Она мягко задремала, утонув в тумане прошлого, которое приходило к ней в виде ярких, сменяющих друг друга снов. Она снова видела своего отца, доброго и сильного мужчину, каким он был в первые годы ее жизни, видела свою замученную тяжелой работой и домашними заботами мать, скорбела о братьях, унесенных испанкой; она снова переживала насилие, совершенное над ней в ранней юности, и видела священника Раттану, который взял на себя роль ангела-мстителя, покарав за это насильника. Погружаясь все глубже в сон, она увидела святого Георгия и дракона. У святого Георгия были спокойные и мягкие черты Чезаре, а у дракона – волчьи зубы и ястребиное лицо насильника. Но вдруг, как в игре зеркал, роли переменились: дьявол стал святым Георгием, а святой Георгий – дьяволом, и больная уже не могла понять, кто из них кто.

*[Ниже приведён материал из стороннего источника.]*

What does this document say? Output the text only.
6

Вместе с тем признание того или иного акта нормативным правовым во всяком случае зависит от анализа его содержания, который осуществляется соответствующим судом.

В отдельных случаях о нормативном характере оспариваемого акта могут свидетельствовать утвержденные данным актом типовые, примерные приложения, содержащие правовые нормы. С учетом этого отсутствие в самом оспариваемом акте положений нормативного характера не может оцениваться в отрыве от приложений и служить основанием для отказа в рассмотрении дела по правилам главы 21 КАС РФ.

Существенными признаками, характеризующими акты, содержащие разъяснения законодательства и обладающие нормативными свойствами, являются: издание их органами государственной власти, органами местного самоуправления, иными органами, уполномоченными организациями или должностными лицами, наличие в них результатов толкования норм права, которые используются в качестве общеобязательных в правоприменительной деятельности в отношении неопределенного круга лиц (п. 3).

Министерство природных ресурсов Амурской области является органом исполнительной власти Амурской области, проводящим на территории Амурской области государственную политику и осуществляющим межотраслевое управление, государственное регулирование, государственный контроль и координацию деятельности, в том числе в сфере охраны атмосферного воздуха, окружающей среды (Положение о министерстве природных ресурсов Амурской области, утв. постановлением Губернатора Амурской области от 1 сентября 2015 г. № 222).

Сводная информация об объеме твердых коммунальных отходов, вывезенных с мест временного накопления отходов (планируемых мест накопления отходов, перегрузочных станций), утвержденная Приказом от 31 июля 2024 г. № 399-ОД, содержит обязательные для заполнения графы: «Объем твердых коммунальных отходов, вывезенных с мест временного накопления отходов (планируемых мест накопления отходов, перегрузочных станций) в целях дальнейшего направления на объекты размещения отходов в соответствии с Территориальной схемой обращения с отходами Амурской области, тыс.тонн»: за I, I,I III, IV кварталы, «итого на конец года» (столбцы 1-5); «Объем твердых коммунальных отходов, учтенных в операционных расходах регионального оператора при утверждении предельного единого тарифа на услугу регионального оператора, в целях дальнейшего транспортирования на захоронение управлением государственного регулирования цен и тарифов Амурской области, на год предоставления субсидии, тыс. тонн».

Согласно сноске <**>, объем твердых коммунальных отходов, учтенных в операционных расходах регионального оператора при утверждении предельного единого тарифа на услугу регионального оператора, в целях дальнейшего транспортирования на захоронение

– Джузеппина, – обеспокоенным голосом позвала ее Мария. – Вам плохо? Ответьте мне. – Девушка наклонилась над ней, но больная лишь трясла головой, задыхалась и бормотала бессвязные слова.
– Ничего, ничего, – вдруг сказала она, просыпаясь. – Я только видела сон.

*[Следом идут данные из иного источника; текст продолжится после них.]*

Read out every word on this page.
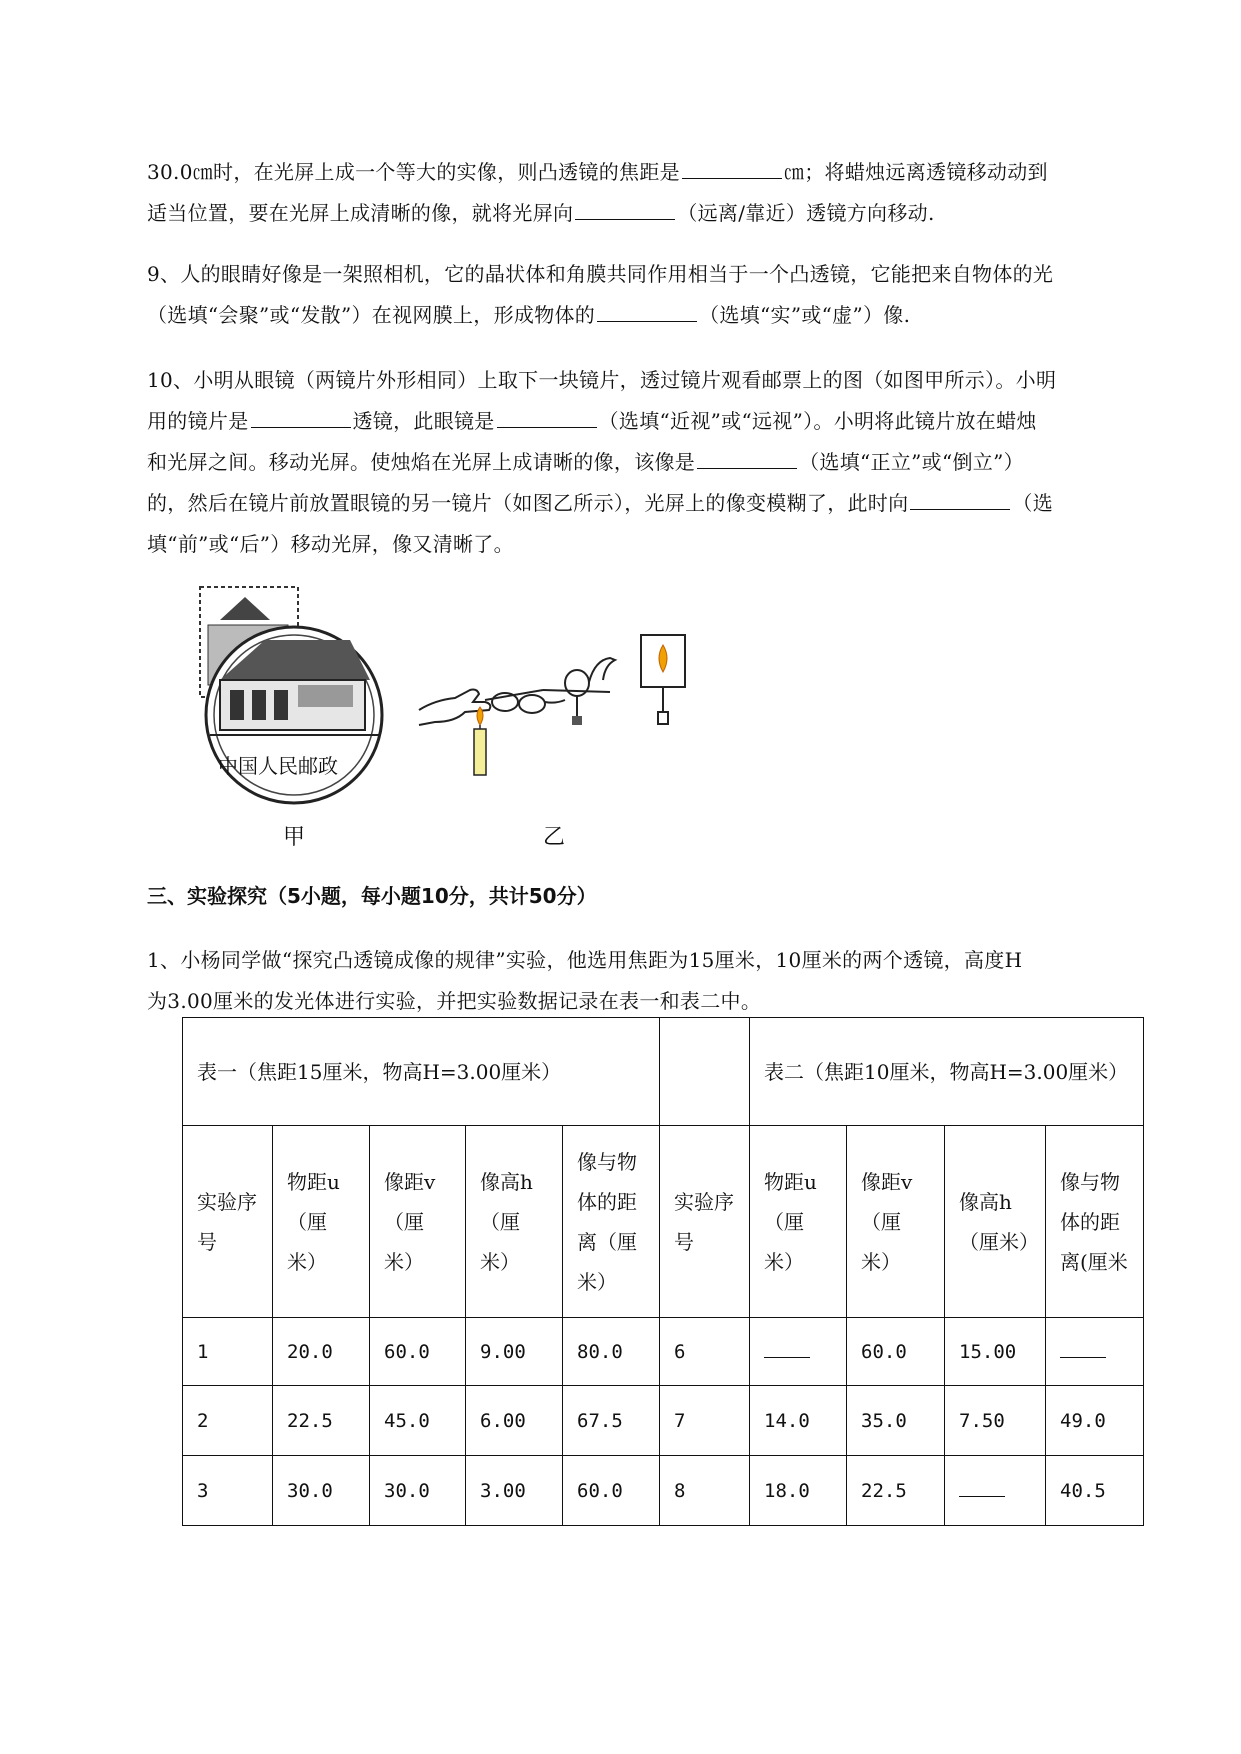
30.0㎝时，在光屏上成一个等大的实像，则凸透镜的焦距是	㎝；将蜡烛远离透镜移动动到
适当位置，要在光屏上成清晰的像，就将光屏向	（远离/靠近）透镜方向移动.
9、人的眼睛好像是一架照相机，它的晶状体和角膜共同作用相当于一个凸透镜，它能把来自物体的光
（选填“会聚”或“发散”）在视网膜上，形成物体的	（选填“实”或“虚”）像.
10、小明从眼镜（两镜片外形相同）上取下一块镜片，透过镜片观看邮票上的图（如图甲所示）。小明
用的镜片是	透镜，此眼镜是	（选填“近视”或“远视”）。小明将此镜片放在蜡烛
和光屏之间。移动光屏。使烛焰在光屏上成请晰的像，该像是	（选填“正立”或“倒立”）
的，然后在镜片前放置眼镜的另一镜片（如图乙所示），光屏上的像变模糊了，此时向	（选
填“前”或“后”）移动光屏，像又清晰了。
中国人民邮政
甲	乙
三、实验探究（5小题，每小题10分，共计50分）
1、小杨同学做“探究凸透镜成像的规律”实验，他选用焦距为15厘米，10厘米的两个透镜，高度H
为3.00厘米的发光体进行实验，并把实验数据记录在表一和表二中。
表一（焦距15厘米，物高H=3.00厘米）						表二（焦距10厘米，物高H=3.00厘米）			
实验序号	物距u（厘米）	像距v（厘米）	像高h（厘米）	像与物体的距离（厘米）	实验序号	物距u（厘米）	像距v（厘米）	像高h（厘米）	像与物体的距离(厘米
1	20.0	60.0	9.00	80.0	6		60.0	15.00	
2	22.5	45.0	6.00	67.5	7	14.0	35.0	7.50	49.0
3	30.0	30.0	3.00	60.0	8	18.0	22.5		40.5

Она вздохнула, открыла глаза, увидела комнату, залитую сияющим светом, и улыбнулась. Дыхание ее успокоилось и боль исчезла.

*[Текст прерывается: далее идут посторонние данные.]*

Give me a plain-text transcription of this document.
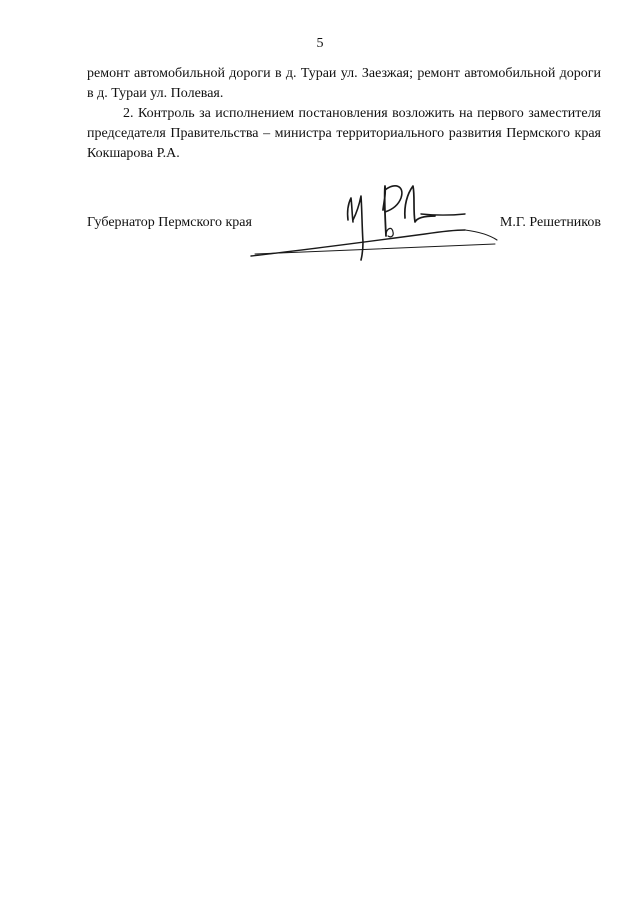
5

ремонт автомобильной дороги в д. Тураи ул. Заезжая; ремонт автомобильной дороги в д. Тураи ул. Полевая.

2. Контроль за исполнением постановления возложить на первого заместителя председателя Правительства – министра территориального развития Пермского края Кокшарова Р.А.

Губернатор Пермского края	М.Г. Решетников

– Обед уже готов, – ласково сказала Мария.
– Что там у нас сегодня?
– Лапша с бульоном и вареная курица.
С неожиданной энергией больная уселась на постели.
– Я устала от этой бурды, – капризно сказала она. – Мне хочется поленты.
– Что вы, – помня строгие предписания врачей, попыталась отговорить ее Мария. – Ведь доктор…
– Не говори мне о докторе с его чепухой! – воскликнула та. – Я сказала «поленту» и хочу поленту. Видишь ли, Мария, – объяснила она. – Мы с Чезаре родились в бедности и выросли на поленте.
Мария поняла, что спорить бесполезно, и через час Чеккина приготовила хозяйке поленту.
– Правда, хороша? – сказала Джузеппина, поддевая поленту кончиком серебряной вилки. – А запах какой! – Но, едва попробовав, разочарованно отодвинула блюдо. – Нет, вкус не тот, – прошептала она. – Не такой, как тогда, в детстве. А может, я и сама изменилась…
Мария была при ней уже целый месяц, и ее присутствие для больной сделалось необходимым. Джузеппина все время хотела видеть ее рядом и разговаривала с ней, как со своим вторым «я». Новая экономка быстро усвоила порядки этого дома и добивалась перемены исподволь. Комнаты одна за другой приняли более свежий и опрятный вид, на кухне стало чище и светлее – весь дом как будто повеселел. Только в присутствии Чезаре Больдрани она по-прежнему чувствовала себя неуверенно – она робела, своей значительностью он ее подавлял.
– Сегодня мы должны отправить почтовые переводы, – сказала Джузеппина, которая давала экономке необходимые указания. – Посмотри в верхнем ящичке моего комода. Да-да, именно там. Там список адресатов. Да, вот этот. А теперь возьми ручку и садись за стол.
– Я? – спросила Мария, польщенная и испуганная этим поручением, которое выходило за рамки ее привычных обязанностей.